In this pic, the wenge handled PF is the original Londinium bottomless (with the lip) fitted with a 20g VST.

The plastic handled one has been bored out and is fitted with the 22g VST


----------



## Xpenno (Nov 12, 2012)

I'm really chuffed for you Cam, the L1 is awesome and the Lux version, Lux even better!!! (see what I did there....)


----------



## TonyW (Jul 17, 2012)

coffeechap said:


> the issue is described above, if you get a complete and correct extraction using the VST baskets then there is an overlap of the holes onto the lip of the portafilter which can interfere with the pour.


So I was doing a complete and correct extraction to cause this, CC? Wooohoo!!!! . I'd assumed there was some spectacular channelling that didn't have enough clearance to squirt past the rim and spray all over the back panel, so just ran down the handle and dripped onto my foot instead. I feel better knowing I might have been doing it right after all.


----------



## CamV6 (Feb 7, 2012)

Thanks Spence

Right so it seems then I've been getting away with it a bit since I've been using the smaller variant VST and IMS baskets which give a little clearance betweent the holes on the outer edges if the basket and the inner surface of the lip on the PF? There's definately coffee being dream from the holes at the very edges on my pours.

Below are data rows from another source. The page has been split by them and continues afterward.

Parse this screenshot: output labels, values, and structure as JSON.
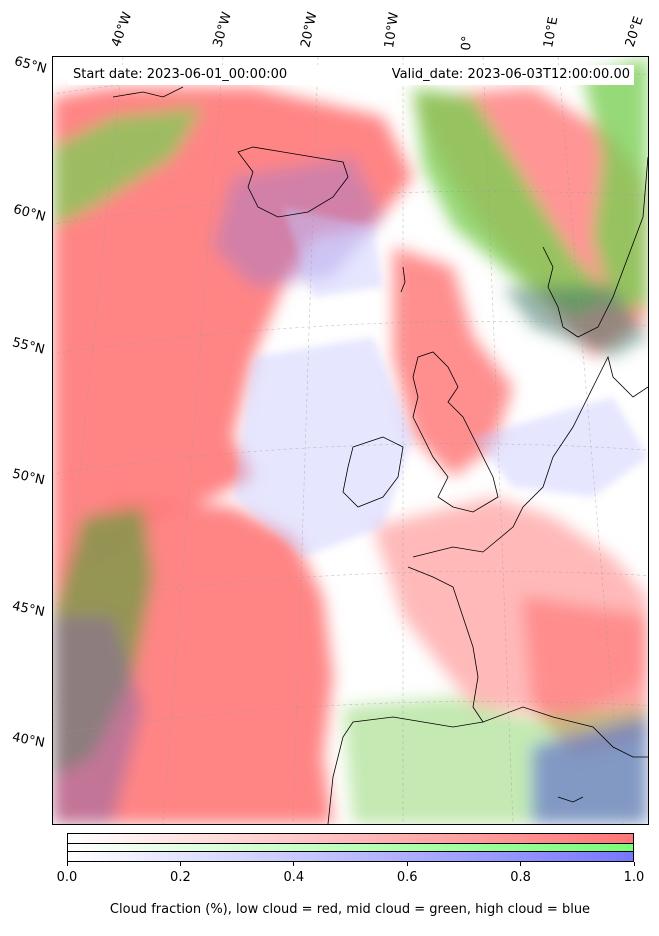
{
  "header": {
    "start_date": "Start date: 2023-06-01_00:00:00",
    "valid_date": "Valid_date: 2023-06-03T12:00:00.00"
  },
  "longitude_labels": [
    "40°W",
    "30°W",
    "20°W",
    "10°W",
    "0°",
    "10°E",
    "20°E"
  ],
  "latitude_labels": [
    "65°N",
    "60°N",
    "55°N",
    "50°N",
    "45°N",
    "40°N"
  ],
  "colorbar": {
    "ticks": [
      "0.0",
      "0.2",
      "0.4",
      "0.6",
      "0.8",
      "1.0"
    ],
    "tick_values": [
      0.0,
      0.2,
      0.4,
      0.6,
      0.8,
      1.0
    ],
    "range": [
      0.0,
      1.0
    ],
    "caption": "Cloud fraction (%), low cloud = red, mid cloud = green, high cloud = blue",
    "colors": {
      "low": "#ff7777",
      "mid": "#77ff77",
      "high": "#7777ff"
    }
  },
  "map": {
    "projection": "lambert-conformal",
    "coastlines": true,
    "graticule": "dashed-grey",
    "colors": {
      "low_cloud": "#ff7b7b",
      "mid_cloud": "#7ccf55",
      "high_cloud": "#c8c8ff",
      "clear": "#ffffff"
    }
  }
}
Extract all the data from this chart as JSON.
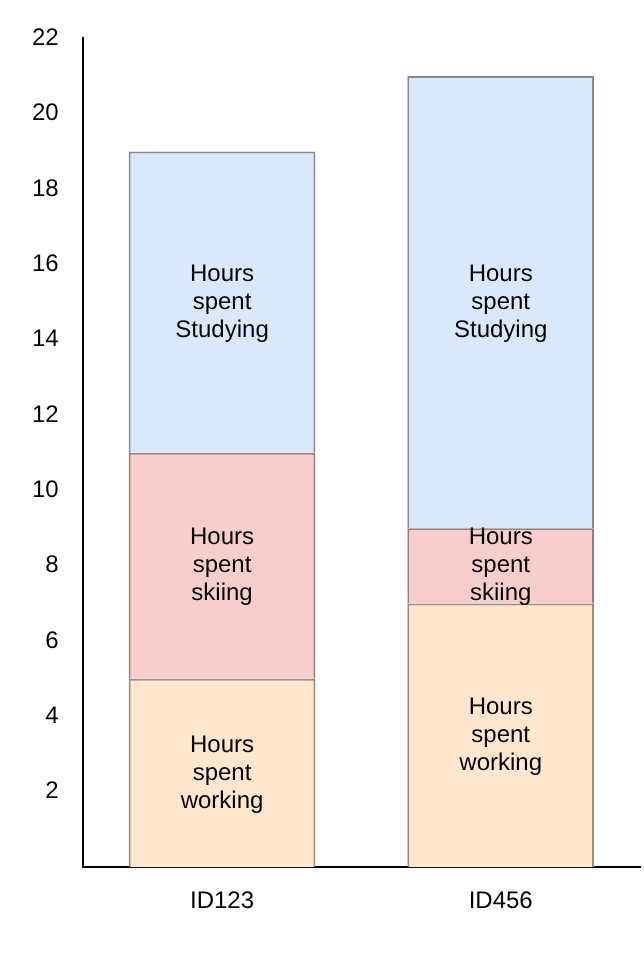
{
  "chart_data": {
    "type": "bar",
    "stacked": true,
    "categories": [
      "ID123",
      "ID456"
    ],
    "series": [
      {
        "name": "Hours spent working",
        "color": "#ffe6cc",
        "values": [
          5,
          7
        ]
      },
      {
        "name": "Hours spent skiing",
        "color": "#f8cecc",
        "values": [
          6,
          2
        ]
      },
      {
        "name": "Hours spent Studying",
        "color": "#dae8fc",
        "values": [
          8,
          12
        ]
      }
    ],
    "ylim": [
      0,
      22
    ],
    "yticks": [
      2,
      4,
      6,
      8,
      10,
      12,
      14,
      16,
      18,
      20,
      22
    ],
    "grid": false,
    "legend": false
  }
}
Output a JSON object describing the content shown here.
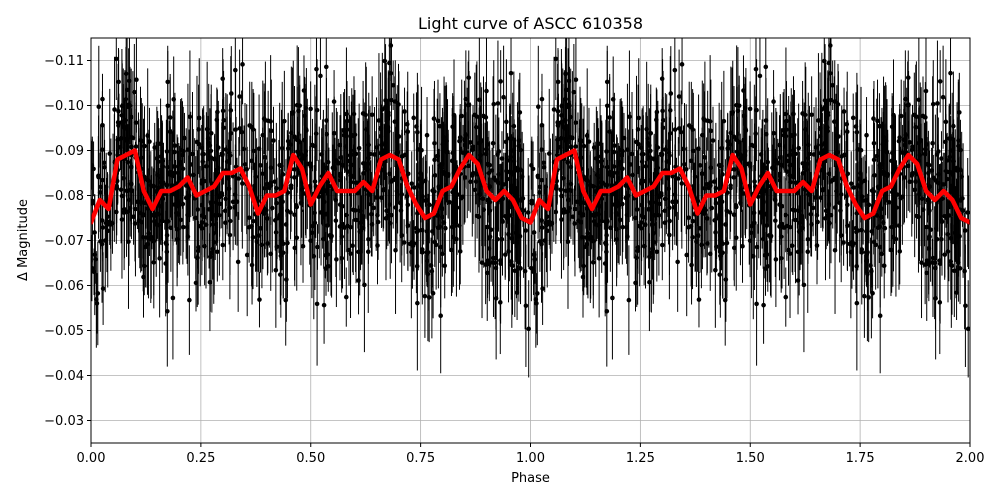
{
  "chart_data": {
    "type": "scatter",
    "title": "Light curve of ASCC 610358",
    "xlabel": "Phase",
    "ylabel": "Δ Magnitude",
    "xlim": [
      0,
      2
    ],
    "ylim": [
      -0.025,
      -0.115
    ],
    "y_inverted": true,
    "grid": true,
    "x_ticks": [
      0,
      0.25,
      0.5,
      0.75,
      1.0,
      1.25,
      1.5,
      1.75,
      2.0
    ],
    "x_tick_labels": [
      "0.00",
      "0.25",
      "0.50",
      "0.75",
      "1.00",
      "1.25",
      "1.50",
      "1.75",
      "2.00"
    ],
    "y_ticks": [
      -0.03,
      -0.04,
      -0.05,
      -0.06,
      -0.07,
      -0.08,
      -0.09,
      -0.1,
      -0.11
    ],
    "y_tick_labels": [
      "−0.03",
      "−0.04",
      "−0.05",
      "−0.06",
      "−0.07",
      "−0.08",
      "−0.09",
      "−0.10",
      "−0.11"
    ],
    "series": [
      {
        "kind": "errorbar-points",
        "color": "#000000",
        "marker": "circle",
        "description_of_distribution": "dense observations centered near −0.08 with scatter roughly ±0.03 and error bars; pattern repeats with period 1 in phase",
        "count": 2000,
        "center": -0.08,
        "spread": 0.01,
        "typical_error": 0.01
      },
      {
        "kind": "binned-line",
        "color": "#ff0000",
        "phase": [
          0.0,
          0.02,
          0.04,
          0.06,
          0.08,
          0.1,
          0.12,
          0.14,
          0.16,
          0.18,
          0.2,
          0.22,
          0.24,
          0.26,
          0.28,
          0.3,
          0.32,
          0.34,
          0.36,
          0.38,
          0.4,
          0.42,
          0.44,
          0.46,
          0.48,
          0.5,
          0.52,
          0.54,
          0.56,
          0.58,
          0.6,
          0.62,
          0.64,
          0.66,
          0.68,
          0.7,
          0.72,
          0.74,
          0.76,
          0.78,
          0.8,
          0.82,
          0.84,
          0.86,
          0.88,
          0.9,
          0.92,
          0.94,
          0.96,
          0.98,
          1.0
        ],
        "magnitude": [
          -0.074,
          -0.079,
          -0.077,
          -0.088,
          -0.089,
          -0.09,
          -0.081,
          -0.077,
          -0.081,
          -0.081,
          -0.082,
          -0.084,
          -0.08,
          -0.081,
          -0.082,
          -0.085,
          -0.085,
          -0.086,
          -0.082,
          -0.076,
          -0.08,
          -0.08,
          -0.081,
          -0.089,
          -0.086,
          -0.078,
          -0.082,
          -0.085,
          -0.081,
          -0.081,
          -0.081,
          -0.083,
          -0.081,
          -0.088,
          -0.089,
          -0.088,
          -0.082,
          -0.078,
          -0.075,
          -0.076,
          -0.081,
          -0.082,
          -0.086,
          -0.089,
          -0.087,
          -0.081,
          -0.079,
          -0.081,
          -0.079,
          -0.075,
          -0.074
        ]
      }
    ]
  }
}
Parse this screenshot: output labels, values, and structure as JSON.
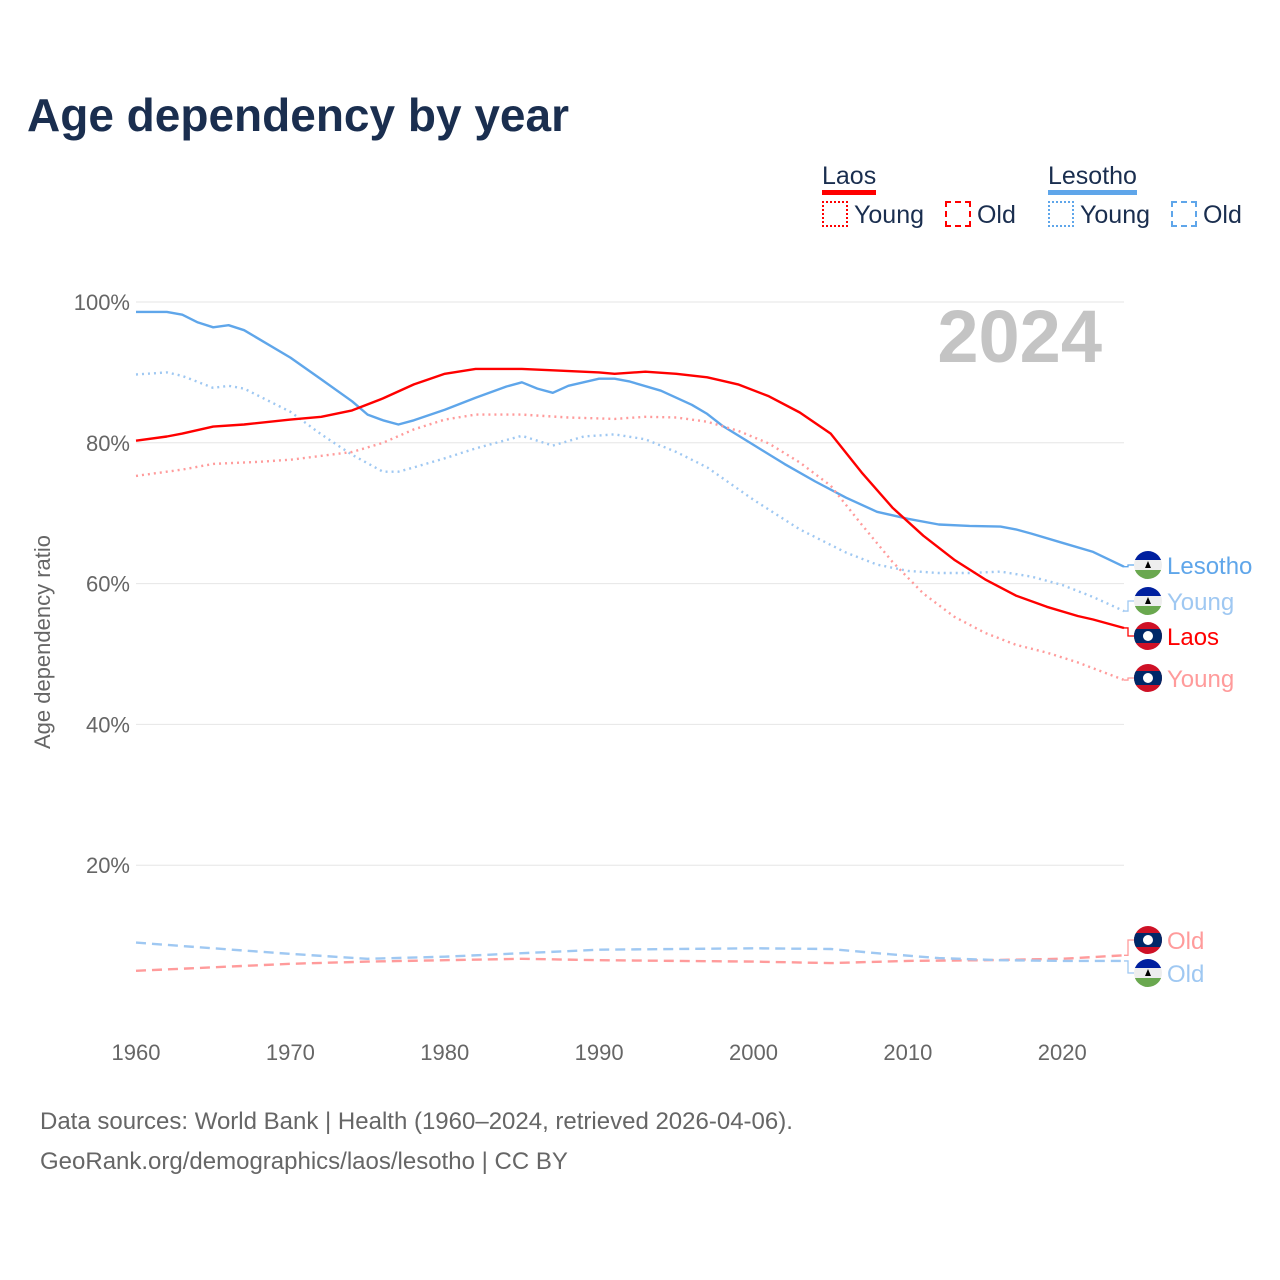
{
  "title": "Age dependency by year",
  "legend": {
    "countries": [
      {
        "name": "Laos",
        "color": "#ff0000",
        "light": "#ff9b9b"
      },
      {
        "name": "Lesotho",
        "color": "#5fa6ea",
        "light": "#9fc8f2"
      }
    ],
    "young_label": "Young",
    "old_label": "Old"
  },
  "sources": [
    "Data sources: World Bank | Health (1960–2024, retrieved 2026-04-06).",
    "GeoRank.org/demographics/laos/lesotho | CC BY"
  ],
  "chart_data": {
    "type": "line",
    "title": "Age dependency by year",
    "xlabel": "",
    "ylabel": "Age dependency ratio",
    "xlim": [
      1960,
      2024
    ],
    "ylim": [
      0,
      100
    ],
    "grid": true,
    "year_label": "2024",
    "xticks": [
      "1960",
      "1970",
      "1980",
      "1990",
      "2000",
      "2010",
      "2020"
    ],
    "yticks": [
      "20%",
      "40%",
      "60%",
      "80%",
      "100%"
    ],
    "series": [
      {
        "name": "Lesotho",
        "end_label": "Lesotho",
        "color": "#5fa6ea",
        "style": "solid",
        "flag": "lesotho",
        "x": [
          1960,
          1962,
          1963,
          1964,
          1965,
          1966,
          1967,
          1968,
          1970,
          1972,
          1974,
          1975,
          1976,
          1977,
          1978,
          1980,
          1982,
          1984,
          1985,
          1986,
          1987,
          1988,
          1990,
          1991,
          1992,
          1994,
          1996,
          1997,
          1998,
          2000,
          2002,
          2004,
          2006,
          2008,
          2010,
          2012,
          2014,
          2016,
          2017,
          2018,
          2020,
          2022,
          2024
        ],
        "y": [
          98.6,
          98.6,
          98.2,
          97.1,
          96.4,
          96.7,
          96,
          94.7,
          92.1,
          89,
          85.9,
          84,
          83.2,
          82.6,
          83.2,
          84.7,
          86.4,
          88,
          88.6,
          87.7,
          87.1,
          88.1,
          89.1,
          89.1,
          88.7,
          87.4,
          85.4,
          84.1,
          82.4,
          79.7,
          77,
          74.5,
          72.2,
          70.2,
          69.2,
          68.4,
          68.2,
          68.1,
          67.7,
          67.1,
          65.8,
          64.5,
          62.4
        ]
      },
      {
        "name": "Lesotho Young",
        "end_label": "Young",
        "color": "#9fc8f2",
        "style": "dotted",
        "flag": "lesotho",
        "x": [
          1960,
          1962,
          1963,
          1965,
          1966,
          1967,
          1970,
          1972,
          1974,
          1976,
          1977,
          1978,
          1980,
          1982,
          1985,
          1987,
          1989,
          1991,
          1993,
          1995,
          1997,
          2000,
          2003,
          2006,
          2008,
          2010,
          2012,
          2014,
          2016,
          2018,
          2020,
          2022,
          2024
        ],
        "y": [
          89.7,
          90,
          89.5,
          87.8,
          88.1,
          87.7,
          84.4,
          81.2,
          78.3,
          75.9,
          75.9,
          76.5,
          77.8,
          79.2,
          81,
          79.6,
          80.9,
          81.2,
          80.5,
          78.7,
          76.5,
          71.9,
          67.7,
          64.4,
          62.7,
          61.8,
          61.5,
          61.5,
          61.7,
          61,
          59.8,
          58.1,
          56.1
        ]
      },
      {
        "name": "Laos",
        "end_label": "Laos",
        "color": "#ff0000",
        "style": "solid",
        "flag": "laos",
        "x": [
          1960,
          1962,
          1963,
          1965,
          1967,
          1970,
          1972,
          1974,
          1976,
          1978,
          1980,
          1982,
          1985,
          1987,
          1990,
          1991,
          1993,
          1995,
          1997,
          1999,
          2001,
          2003,
          2005,
          2007,
          2009,
          2011,
          2013,
          2015,
          2017,
          2019,
          2021,
          2022,
          2024
        ],
        "y": [
          80.3,
          80.9,
          81.3,
          82.3,
          82.6,
          83.3,
          83.7,
          84.6,
          86.3,
          88.3,
          89.8,
          90.5,
          90.5,
          90.3,
          90,
          89.8,
          90.1,
          89.8,
          89.3,
          88.3,
          86.6,
          84.3,
          81.3,
          75.8,
          70.8,
          66.8,
          63.4,
          60.6,
          58.3,
          56.7,
          55.4,
          54.9,
          53.7
        ]
      },
      {
        "name": "Laos Young",
        "end_label": "Young",
        "color": "#ff9b9b",
        "style": "dotted",
        "flag": "laos",
        "x": [
          1960,
          1963,
          1965,
          1968,
          1970,
          1974,
          1976,
          1978,
          1980,
          1982,
          1985,
          1988,
          1991,
          1993,
          1995,
          1997,
          1999,
          2001,
          2003,
          2005,
          2007,
          2009,
          2011,
          2013,
          2015,
          2017,
          2019,
          2021,
          2024
        ],
        "y": [
          75.3,
          76.2,
          77,
          77.3,
          77.6,
          78.7,
          80,
          81.9,
          83.3,
          84,
          84,
          83.6,
          83.4,
          83.7,
          83.6,
          83,
          81.7,
          79.9,
          77.2,
          73.9,
          68.4,
          63.1,
          58.6,
          55.3,
          53,
          51.3,
          50.2,
          48.8,
          46.3
        ]
      },
      {
        "name": "Laos Old",
        "end_label": "Old",
        "color": "#ff9b9b",
        "style": "dashed",
        "flag": "laos",
        "x": [
          1960,
          1965,
          1970,
          1975,
          1980,
          1985,
          1990,
          1995,
          2000,
          2005,
          2010,
          2015,
          2020,
          2024
        ],
        "y": [
          5,
          5.5,
          6,
          6.3,
          6.5,
          6.7,
          6.5,
          6.4,
          6.3,
          6.1,
          6.4,
          6.5,
          6.7,
          7.2
        ]
      },
      {
        "name": "Lesotho Old",
        "end_label": "Old",
        "color": "#9fc8f2",
        "style": "dashed",
        "flag": "lesotho",
        "x": [
          1960,
          1965,
          1970,
          1975,
          1980,
          1985,
          1990,
          1995,
          2000,
          2005,
          2008,
          2012,
          2016,
          2020,
          2024
        ],
        "y": [
          9,
          8.2,
          7.4,
          6.7,
          7,
          7.5,
          8,
          8.1,
          8.2,
          8.1,
          7.5,
          6.8,
          6.5,
          6.4,
          6.4
        ]
      }
    ]
  }
}
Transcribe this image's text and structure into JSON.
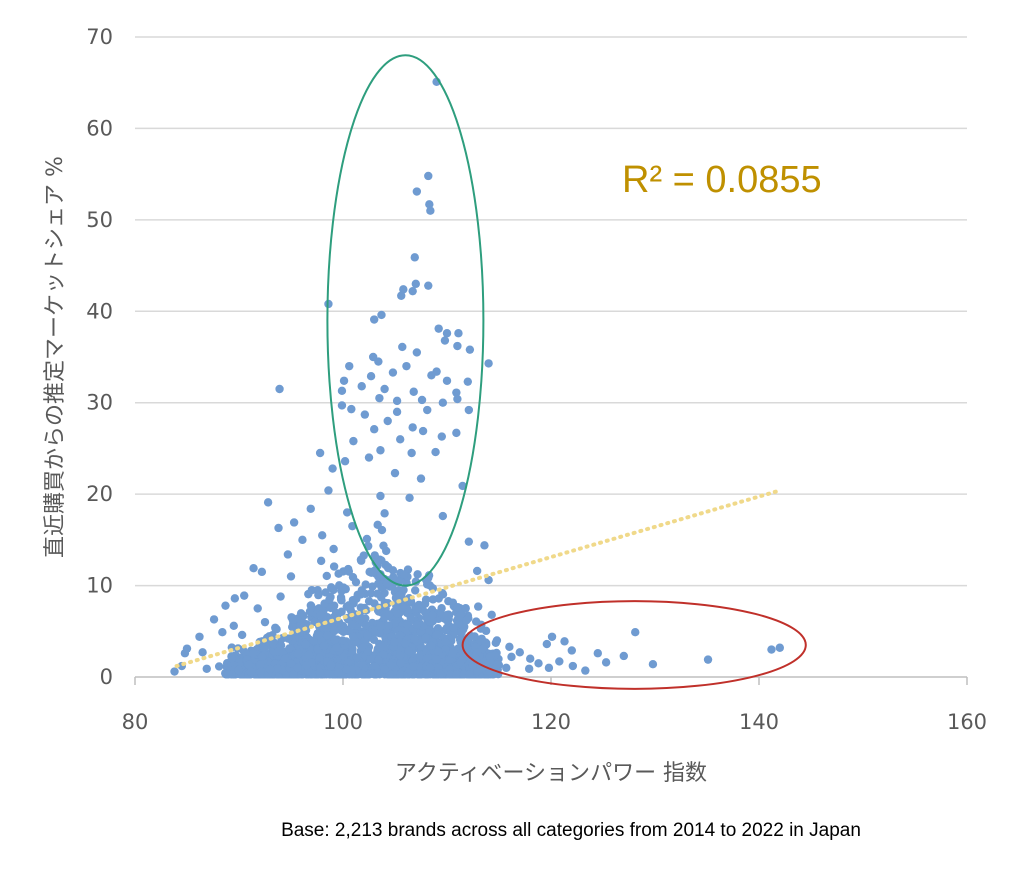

So I need to get a pf without any lip in case I want to use bigger baskets than those I currently use? Or is it just that my extractions must be rubbish?


----------



## TonyW (Jul 17, 2012)

The bigger baskets work fine in a conventional single/dual spout pf, Cam, so if you already have some big VSTs then it maybe worth trying them in one of those first? To be honest, I still seem to get the best results with around 16.5g so you may decide its not worth bothering with the bigger baskets once you've tried them. Also, if you would be buying the baskets anyway, have a search on Reiss's Londiniumespresso blog - there are a couple of IMS baskets he's recommended for larger doses with the stock bottomless. They may be a better investment than a 'lipless bottomless' if you don't already have some big baskets you want to reuse.


----------



## Mrboots2u (May 10, 2013)

20g vst dosed with 18.5g is my mantra now....plenty of headroom

Personal preference never convinced by the ims..plenty that are tho ( CC TSK and others...)


----------



## iroko (Nov 9, 2012)

Congrats Cam, great machine, I started with the 2 hole tip then went on to the 4 hole x 1mm.

If I put the 2 hole on now It's far to slow.

Great coffee corner.


----------